Remington burps thoughtfully. Paul pulls his hands through his hair and down his face, as if I have set him some fiendish mathematical problem. ‘Claude — look — I don’t want to hurt your feelings, but that is a really fucking weird idea.’

‘It’s unusual,’ I agree. ‘But it is quite rational. When we want medical advice, we go to our doctor. When we want financial advice, we speak to our broker. We are happy to delegate many areas of our lives to people better qualified. Why should relationships be any different? When we fall in love, why not have a specialist to advise us? Someone who understands human nature, who can help us to express the right feelings?’

‘Pff, is crazy talk,’ Clizia says.

‘Of course, I would be willing to pay whatever you feel such a service merited,’ I add.

‘Not interested,’ Clizia says.

‘Hold on,’ Paul intervenes. ‘Didn’t you hear him? He says he’s going to pay!’

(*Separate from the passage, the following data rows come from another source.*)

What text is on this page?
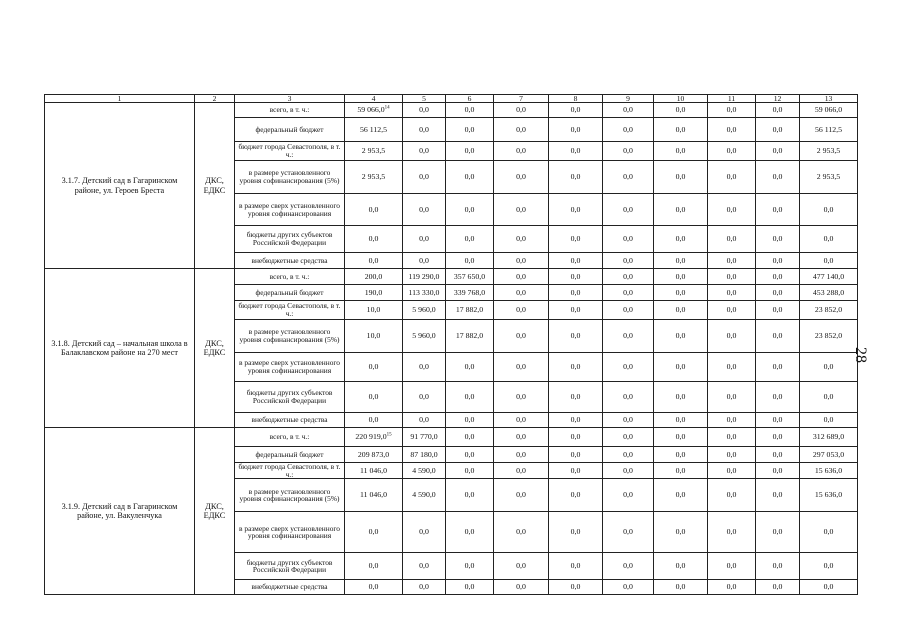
1	2	3	4	5	6	7	8	9	10	11	12	13
3.1.7. Детский сад в Гагаринском районе, ул. Героев Бреста	ДКС, ЕДКС	всего, в т. ч.:	59 066,0$^{14}$	0,0	0,0	0,0	0,0	0,0	0,0	0,0	0,0	59 066,0
		федеральный бюджет	56 112,5	0,0	0,0	0,0	0,0	0,0	0,0	0,0	0,0	56 112,5
		бюджет города Севастополя, в т. ч.:	2 953,5	0,0	0,0	0,0	0,0	0,0	0,0	0,0	0,0	2 953,5
		в размере установленного уровня софинансирования (5%)	2 953,5	0,0	0,0	0,0	0,0	0,0	0,0	0,0	0,0	2 953,5
		в размере сверх установленного уровня софинансирования	0,0	0,0	0,0	0,0	0,0	0,0	0,0	0,0	0,0	0,0
		бюджеты других субъектов Российской Федерации	0,0	0,0	0,0	0,0	0,0	0,0	0,0	0,0	0,0	0,0
		внебюджетные средства	0,0	0,0	0,0	0,0	0,0	0,0	0,0	0,0	0,0	0,0
3.1.8. Детский сад – начальная школа в Балаклавском районе на 270 мест	ДКС, ЕДКС	всего, в т. ч.:	200,0	119 290,0	357 650,0	0,0	0,0	0,0	0,0	0,0	0,0	477 140,0
		федеральный бюджет	190,0	113 330,0	339 768,0	0,0	0,0	0,0	0,0	0,0	0,0	453 288,0
		бюджет города Севастополя, в т. ч.:	10,0	5 960,0	17 882,0	0,0	0,0	0,0	0,0	0,0	0,0	23 852,0
		в размере установленного уровня софинансирования (5%)	10,0	5 960,0	17 882,0	0,0	0,0	0,0	0,0	0,0	0,0	23 852,0
		в размере сверх установленного уровня софинансирования	0,0	0,0	0,0	0,0	0,0	0,0	0,0	0,0	0,0	0,0
		бюджеты других субъектов Российской Федерации	0,0	0,0	0,0	0,0	0,0	0,0	0,0	0,0	0,0	0,0
		внебюджетные средства	0,0	0,0	0,0	0,0	0,0	0,0	0,0	0,0	0,0	0,0
3.1.9. Детский сад в Гагаринском районе, ул. Вакуленчука	ДКС, ЕДКС	всего, в т. ч.:	220 919,0$^{15}$	91 770,0	0,0	0,0	0,0	0,0	0,0	0,0	0,0	312 689,0
		федеральный бюджет	209 873,0	87 180,0	0,0	0,0	0,0	0,0	0,0	0,0	0,0	297 053,0
		бюджет города Севастополя, в т. ч.:	11 046,0	4 590,0	0,0	0,0	0,0	0,0	0,0	0,0	0,0	15 636,0
		в размере установленного уровня софинансирования (5%)	11 046,0	4 590,0	0,0	0,0	0,0	0,0	0,0	0,0	0,0	15 636,0
		в размере сверх установленного уровня софинансирования	0,0	0,0	0,0	0,0	0,0	0,0	0,0	0,0	0,0	0,0
		бюджеты других субъектов Российской Федерации	0,0	0,0	0,0	0,0	0,0	0,0	0,0	0,0	0,0	0,0
		внебюджетные средства	0,0	0,0	0,0	0,0	0,0	0,0	0,0	0,0	0,0	0,0
28
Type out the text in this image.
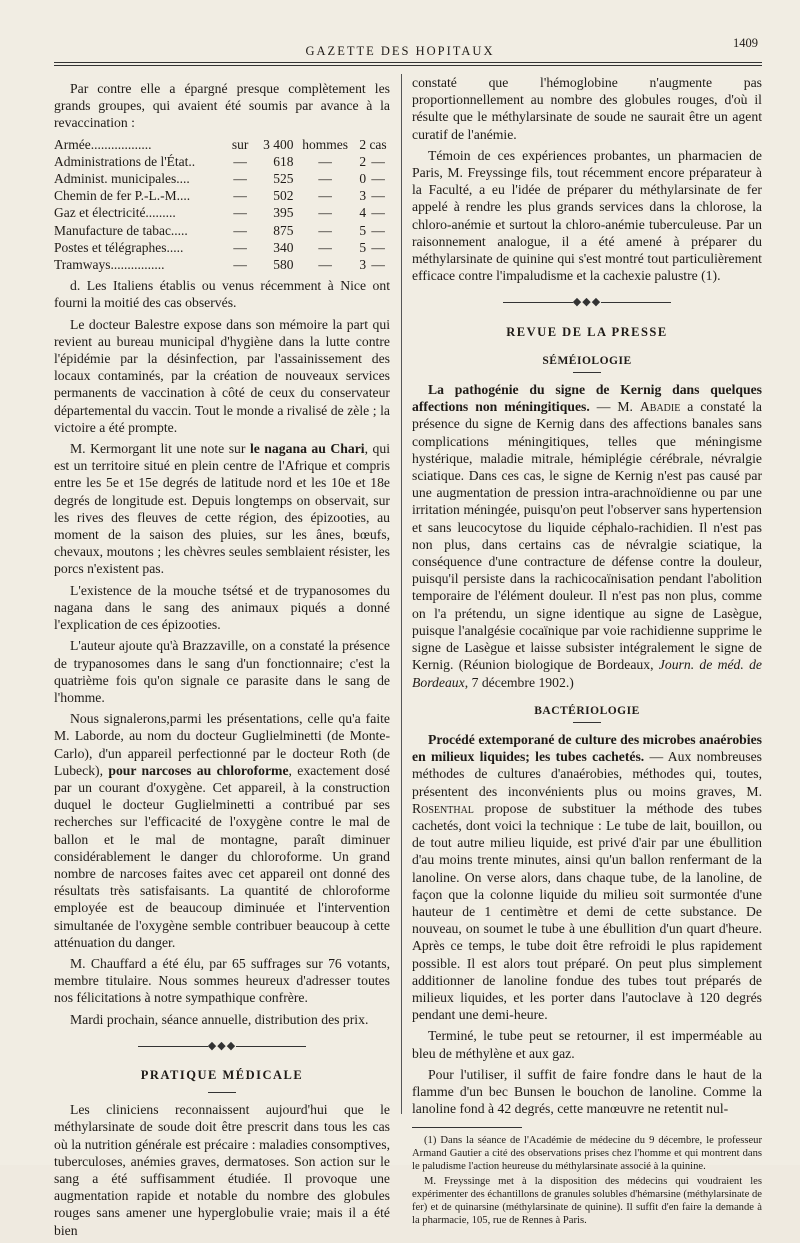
GAZETTE DES HOPITAUX
1409

Par contre elle a épargné presque complètement les grands groupes, qui avaient été soumis par avance à la revaccination :

Armée..................	sur	3 400	hommes	2	cas
Administrations de l'État..	—	618	—	2	—
Administ. municipales....	—	525	—	0	—
Chemin de fer P.-L.-M....	—	502	—	3	—
Gaz et électricité.........	—	395	—	4	—
Manufacture de tabac.....	—	875	—	5	—
Postes et télégraphes.....	—	340	—	5	—
Tramways................	—	580	—	3	—

d. Les Italiens établis ou venus récemment à Nice ont fourni la moitié des cas observés.

Le docteur Balestre expose dans son mémoire la part qui revient au bureau municipal d'hygiène dans la lutte contre l'épidémie par la désinfection, par l'assainissement des locaux contaminés, par la création de nouveaux services permanents de vaccination à côté de ceux du conservateur départemental du vaccin. Tout le monde a rivalisé de zèle ; la victoire a été prompte.

M. Kermorgant lit une note sur le nagana au Chari, qui est un territoire situé en plein centre de l'Afrique et compris entre les 5e et 15e degrés de latitude nord et les 10e et 18e degrés de longitude est. Depuis longtemps on observait, sur les rives des fleuves de cette région, des épizooties, au moment de la saison des pluies, sur les ânes, bœufs, chevaux, moutons ; les chèvres seules semblaient résister, les porcs n'existent pas.

L'existence de la mouche tsétsé et de trypanosomes du nagana dans le sang des animaux piqués a donné l'explication de ces épizooties.

L'auteur ajoute qu'à Brazzaville, on a constaté la présence de trypanosomes dans le sang d'un fonctionnaire; c'est la quatrième fois qu'on signale ce parasite dans le sang de l'homme.

Nous signalerons,parmi les présentations, celle qu'a faite M. Laborde, au nom du docteur Guglielminetti (de Monte-Carlo), d'un appareil perfectionné par le docteur Roth (de Lubeck), pour narcoses au chloroforme, exactement dosé par un courant d'oxygène. Cet appareil, à la construction duquel le docteur Guglielminetti a contribué par ses recherches sur l'efficacité de l'oxygène contre le mal de ballon et le mal de montagne, paraît diminuer considérablement le danger du chloroforme. Un grand nombre de narcoses faites avec cet appareil ont donné des résultats très satisfaisants. La quantité de chloroforme employée est de beaucoup diminuée et l'intervention simultanée de l'oxygène semble contribuer beaucoup à cette atténuation du danger.

M. Chauffard a été élu, par 65 suffrages sur 76 votants, membre titulaire. Nous sommes heureux d'adresser toutes nos félicitations à notre sympathique confrère.

Mardi prochain, séance annuelle, distribution des prix.

◆◆◆
PRATIQUE MÉDICALE

Les cliniciens reconnaissent aujourd'hui que le méthylarsinate de soude doit être prescrit dans tous les cas où la nutrition générale est précaire : maladies consomptives, tuberculoses, anémies graves, dermatoses. Son action sur le sang a été suffisamment étudiée. Il provoque une augmentation rapide et notable du nombre des globules rouges sans amener une hyperglobulie vraie; mais il a été bien

constaté que l'hémoglobine n'augmente pas proportionnellement au nombre des globules rouges, d'où il résulte que le méthylarsinate de soude ne saurait être un agent curatif de l'anémie.

Témoin de ces expériences probantes, un pharmacien de Paris, M. Freyssinge fils, tout récemment encore préparateur à la Faculté, a eu l'idée de préparer du méthylarsinate de fer appelé à rendre les plus grands services dans la chlorose, la chloro-anémie et surtout la chloro-anémie tuberculeuse. Par un raisonnement analogue, il a été amené à préparer du méthylarsinate de quinine qui s'est montré tout particulièrement efficace contre l'impaludisme et la cachexie palustre (1).

◆◆◆
REVUE DE LA PRESSE
SÉMÉIOLOGIE

La pathogénie du signe de Kernig dans quelques affections non méningitiques. — M. Abadie a constaté la présence du signe de Kernig dans des affections banales sans complications méningitiques, telles que méningisme hystérique, maladie mitrale, hémiplégie cérébrale, névralgie sciatique. Dans ces cas, le signe de Kernig n'est pas causé par une augmentation de pression intra-arachnoïdienne ou par une irritation méningée, puisqu'on peut l'observer sans hypertension et sans leucocytose du liquide céphalo-rachidien. Il n'est pas non plus, dans certains cas de névralgie sciatique, la conséquence d'une contracture de défense contre la douleur, puisqu'il persiste dans la rachicocaïnisation pendant l'abolition temporaire de l'élément douleur. Il n'est pas non plus, comme on l'a prétendu, un signe identique au signe de Lasègue, puisque l'analgésie cocaïnique par voie rachidienne supprime le signe de Lasègue et laisse subsister intégralement le signe de Kernig. (Réunion biologique de Bordeaux, Journ. de méd. de Bordeaux, 7 décembre 1902.)

BACTÉRIOLOGIE

Procédé extemporané de culture des microbes anaérobies en milieux liquides; les tubes cachetés. — Aux nombreuses méthodes de cultures d'anaérobies, méthodes qui, toutes, présentent des inconvénients plus ou moins graves, M. Rosenthal propose de substituer la méthode des tubes cachetés, dont voici la technique : Le tube de lait, bouillon, ou de tout autre milieu liquide, est privé d'air par une ébullition d'au moins trente minutes, ainsi qu'un ballon renfermant de la lanoline. On verse alors, dans chaque tube, de la lanoline, de façon que la colonne liquide du milieu soit surmontée d'une hauteur de 1 centimètre et demi de cette substance. De nouveau, on soumet le tube à une ébullition d'un quart d'heure. Après ce temps, le tube doit être refroidi le plus rapidement possible. Il est alors tout préparé. On peut plus simplement additionner de lanoline fondue des tubes tout préparés de milieux liquides, et les porter dans l'autoclave à 120 degrés pendant une demi-heure.

Terminé, le tube peut se retourner, il est imperméable au bleu de méthylène et aux gaz.

Pour l'utiliser, il suffit de faire fondre dans le haut de la flamme d'un bec Bunsen le bouchon de lanoline. Comme la lanoline fond à 42 degrés, cette manœuvre ne retentit nul-

(1) Dans la séance de l'Académie de médecine du 9 décembre, le professeur Armand Gautier a cité des observations prises chez l'homme et qui montrent dans le paludisme l'action heureuse du méthylarsinate associé à la quinine.

M. Freyssinge met à la disposition des médecins qui voudraient les expérimenter des échantillons de granules solubles d'hémarsine (méthylarsinate de fer) et de quinarsine (méthylarsinate de quinine). Il suffit d'en faire la demande à la pharmacie, 105, rue de Rennes à Paris.
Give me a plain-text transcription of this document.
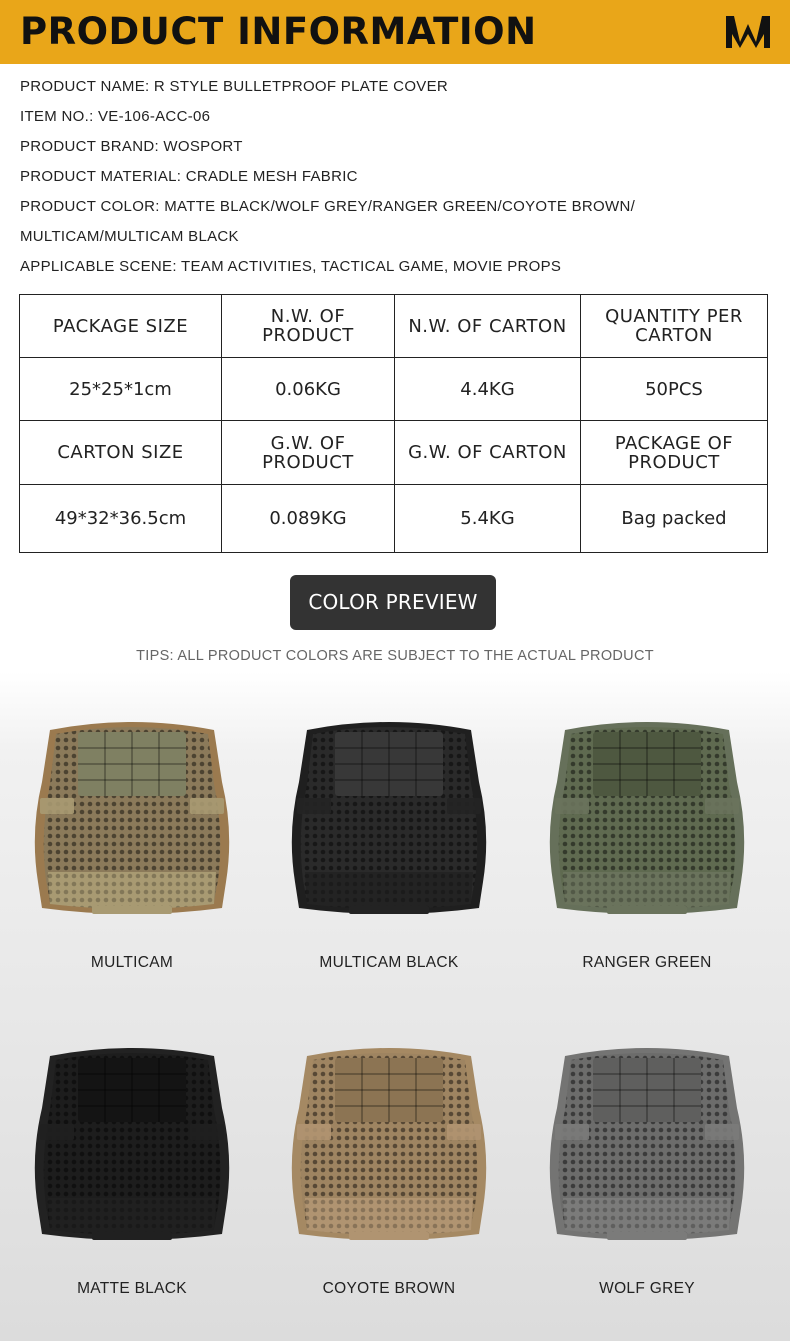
PRODUCT INFORMATION
PRODUCT NAME: R STYLE BULLETPROOF PLATE COVER
ITEM NO.: VE-106-ACC-06
PRODUCT BRAND: WOSPORT
PRODUCT MATERIAL: CRADLE MESH FABRIC
PRODUCT COLOR: MATTE BLACK/WOLF GREY/RANGER GREEN/COYOTE BROWN/
MULTICAM/MULTICAM BLACK
APPLICABLE SCENE: TEAM ACTIVITIES, TACTICAL GAME, MOVIE PROPS
PACKAGE SIZE	N.W. OF PRODUCT	N.W. OF CARTON	QUANTITY PER CARTON
25*25*1cm	0.06KG	4.4KG	50PCS
CARTON SIZE	G.W. OF PRODUCT	G.W. OF CARTON	PACKAGE OF PRODUCT
49*32*36.5cm	0.089KG	5.4KG	Bag packed
COLOR PREVIEW
TIPS: ALL PRODUCT COLORS ARE SUBJECT TO THE ACTUAL PRODUCT
MULTICAM	MULTICAM BLACK	RANGER GREEN
MATTE BLACK	COYOTE BROWN	WOLF GREY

‘It will never work,’ she says. ‘No one falls in love with a disguise.’

‘On the contrary,’ I say, ‘people fall in love with disguises all the time.’

‘And what happens when this woman finds out truth? You want this man make you scripts for the rest of your life? He is not even any longer writer!’

‘Well, hold on a second,’ Paul objects. ‘I can write if I want. If someone’s going to pay me, then I’ll write.’